An aptly named paper brings genomic data into perspective.
The amount of data contained in just a few molecules of DNA could fill a computer hard drive. According to scientists from the University of Illinois and Cold Spring Harbor Laboratory, genomic data will require computational and storage capabilities beyond anything previously anticipated. By 2025, genomic data needs are likely to outstrip those of astronomy, Twitter, and YouTube (the current Big Data leader, generating about 100 petabytes a year). And, unlike Internet data, genomic data come in numerous (nonstandard) formats, adding a layer of complexity to its storage.
It’s estimated that so far, like YouTube, genomics has produced data on the petabyte scale (a petabyte is equal to 1 million gigabytes). If all of the human sequence data generated to date were to be put in one place, it would amount to about 25 petabytes. But over the last decade, the amount of sequencing data alone (just one type of genomic data) doubled about every seven months. That pace is only going to pick up, likely reaching the exabyte scale within ten years. One exabyte is about a million times more data than can be stored on a home computer.
Their paper, “Big Data: Astronomical or Genomical?” was published in July in PLoS Biology.
NIH IS ONBOARD TO HELP WITH BIG GENOMIC DATA
The National Institutes of Health (NIH) recently awarded $1.3 million to researchers at the University of Illinois and Stanford University to develop new data compression approaches. The grant is one of several new software development efforts within NIH’s Big Data to Knowledge Initiative. NIH is dividing a total of $6.5 million among 15 winning recipient programs in this fiscal year. In addition to data compression, the awards fell into the categories of data provenance, data visualization, and data wrangling.

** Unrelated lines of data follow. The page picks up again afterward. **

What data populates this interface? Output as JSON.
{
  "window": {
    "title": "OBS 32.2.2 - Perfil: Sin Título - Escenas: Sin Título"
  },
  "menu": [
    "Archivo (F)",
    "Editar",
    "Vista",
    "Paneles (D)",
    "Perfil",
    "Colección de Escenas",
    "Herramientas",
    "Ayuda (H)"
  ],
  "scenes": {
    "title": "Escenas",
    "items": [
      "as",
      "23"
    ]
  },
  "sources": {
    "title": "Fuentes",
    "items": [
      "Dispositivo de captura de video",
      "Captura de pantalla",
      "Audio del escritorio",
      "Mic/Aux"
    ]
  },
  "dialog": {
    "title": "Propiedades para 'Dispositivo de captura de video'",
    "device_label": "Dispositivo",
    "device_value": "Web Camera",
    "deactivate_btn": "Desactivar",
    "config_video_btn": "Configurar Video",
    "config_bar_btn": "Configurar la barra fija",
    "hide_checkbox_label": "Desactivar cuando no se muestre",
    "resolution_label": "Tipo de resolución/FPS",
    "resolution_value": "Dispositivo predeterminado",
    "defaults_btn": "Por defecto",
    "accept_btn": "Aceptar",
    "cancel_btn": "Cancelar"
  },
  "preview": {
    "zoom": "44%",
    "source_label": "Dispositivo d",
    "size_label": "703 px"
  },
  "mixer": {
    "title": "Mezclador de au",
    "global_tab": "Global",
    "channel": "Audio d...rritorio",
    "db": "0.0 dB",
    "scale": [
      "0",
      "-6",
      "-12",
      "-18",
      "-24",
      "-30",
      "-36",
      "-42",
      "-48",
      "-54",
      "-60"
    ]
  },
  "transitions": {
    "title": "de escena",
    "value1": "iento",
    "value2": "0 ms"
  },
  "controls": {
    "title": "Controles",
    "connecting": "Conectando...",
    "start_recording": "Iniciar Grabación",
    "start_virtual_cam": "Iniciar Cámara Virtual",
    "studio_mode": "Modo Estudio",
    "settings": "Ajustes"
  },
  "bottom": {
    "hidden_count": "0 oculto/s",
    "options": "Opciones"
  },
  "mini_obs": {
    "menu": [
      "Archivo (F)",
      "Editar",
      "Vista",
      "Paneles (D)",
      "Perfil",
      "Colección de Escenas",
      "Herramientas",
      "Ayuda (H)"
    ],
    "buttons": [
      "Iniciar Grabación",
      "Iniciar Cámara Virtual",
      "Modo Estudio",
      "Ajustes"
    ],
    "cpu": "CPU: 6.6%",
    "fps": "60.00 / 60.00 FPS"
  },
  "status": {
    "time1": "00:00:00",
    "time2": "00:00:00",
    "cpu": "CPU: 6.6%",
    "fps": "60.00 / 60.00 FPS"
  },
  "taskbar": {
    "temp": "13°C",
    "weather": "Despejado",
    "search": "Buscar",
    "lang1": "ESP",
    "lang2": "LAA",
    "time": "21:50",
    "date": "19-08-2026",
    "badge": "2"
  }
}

The University of Illinois/Stanford data compression effort will focus on more efficient ways of representing genomic information stored in a dataset. For example, a long sequence of “A’s” could be represented as “A times 50.” Handily, genomic data lends itself to compression, because sequences often contain a lot of repetition due to its relatively small alphabet (A, G, C, and T). The researchers said their primary goal is to develop a suite of data compression software that will handle several different types of genomic data, including DNA sequence data. It is of “paramount importance,” according to NIH, to find ways to efficiently, accurately, and quickly compress data and to recognize techniques for sharing, accessing, visualizing, and searching variously formatted genomic data.
NIH data compression awards also went to researchers at UCSD, Case Western Reserve University, and the University of Arizona. Better compression software will reduce the cost of data storage and analysis. Additionally, by requiring that these tools be open source, these NIH awards open the door to future innovations and improvements based upon the initial developments. Other federal agencies are also targeting Big Data for the biosciences. The National Science Foundation (NSF) has said that its Division of Mathematical Sciences will collaborate with the NIH Big Data initiative to address biomedical data science projects.
And last month, the National Cancer Institute (NCI) said it will fund multiple research projects related to the development and management of informatics technologies for cancer research. The agency largely echoed the University of Illinois/Cold Spring Harbor Laboratory researchers, noting that "Over the last decade major advances in biology, coupled with innovations in information technology, have led to an explosive growth of biological and biomedical information," particularly as they relate to genomics. According to a recent analysis by BCC Research, the market for sequencing-based cancer applications is currently valued at $206.3 million and growing at a CAGR of 34.7%. At this rate, sequencing-based cancer diagnostics will be a $915.7 million market in just five years.
The NIH noted that while recent advances in informatics (e.g., the use of cloud computing to support Big Data analysis) have benefited cancer research, a lack of tools and related resources limit the routine use of informatics in research. In response, the NCI is expanding its Informatics Technology for Cancer Research program with several new funding opportunities. One such opportunity is focused on projects improving the user experience and availability of existing, widely used informatics tools and resources that have demonstrated their impact on cancer research. Included in this category are resources for data compression, storage, organization, and transmission.
PRIVATE SECTOR STRIVES TO CLOSE GAP BETWEEN GENOMIC DATA AND BEDSIDE
BCC Research has analyzed the next-generation sequencing (NGS) clinical informatics industry. As noted earlier, the mammoth amounts of data generated must be not only stored, but put into a format that is relevant to physicians so that actionable decisions can be made. A recent BCC Research report highlights numerous companies that are providing software tools for managing Big Data. These include businesses focusing on informatics, general life science/medical informatics, NGS informatics, and clinical NGS informatics.
In a relatively short period of time, the challenge has shifted from the generation of genomic data to begin with, to how to now store it in such way that it is clinically actionable. It’s going to be vital not to miss the forest for the trees. This torrent of genomic bytes must be carefully managed to ensure that health and well-being stand to benefit from its enormous value. With both the generation of data and the breakthroughs it leads to coming so fast and furiously, constant progress on the informatics side is key.